Q. My mother, a baptized member of the Baptist tradition, is 92 years old. She is currently hospitalized with some very serious health issues that may result in the end of her natural life.
I am a Roman Catholic, an ordained permanent deacon. I would like to know your view on whether to have my parish priest administer the sacrament of anointing (of the sick) to my mother. She is not asking for this, is likely not sufficiently lucid to understand and would not have understood the sacrament even before the deterioration of her health.
At some level, I suppose having her anointed would provide a sense of peace to my wife and me. Are we off base? (Evansville, Ind.)
A. The church’s Code of Canon Law, in No. 844, speaks to your situation. In reference to the sacraments of penance, Eucharist and anointing of the sick, that canon provides that “if the danger of death is present … Catholic ministers administer these same sacraments licitly also to other Christians not having full communion with the Catholic Church, who cannot approach a minister of their own community and who seek such on their own accord, provided that they manifest Catholic faith in respect to these sacraments and are properly disposed.”
The effects of the sacrament of anointing include, among others, “the forgiveness of sins, if the sick person was not able to obtain it through the sacrament of penance; the restoration of health, if it is conducive to the salvation of his soul; (and) the preparation for passing over to eternal life” (Catechism of the Catholic Church, No. 1532).
Given those effects, I can understand why it would be of great comfort to you to have your mother anointed.

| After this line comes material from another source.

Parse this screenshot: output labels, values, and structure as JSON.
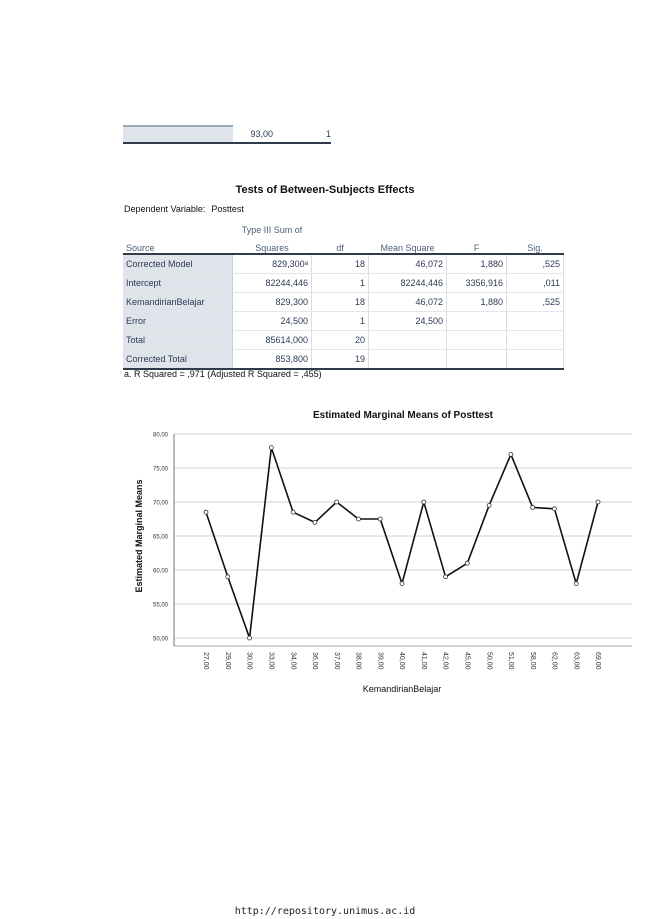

However, a key element here is that your mother never asked to be anointed, and I would consider it a violation of her privacy and privilege to confer the sacrament on someone who (as the canon stipulates) has not sought it on her own accord.
Certainly it would be proper for you and/or your parish priest to pray at your mother’s bedside that God will bless her with strength and peace. I would suggest, too, out of respect for your mother’s religious preference, that you might invite a Baptist minister to pray over her. (I’m not sure of her state of awareness, but that might give her added comfort.)
Be at peace. No doubt your mother has lived a good life (including raising a deacon for the church). I’m quite sure that God has this all figured out and is waiting to bring her home.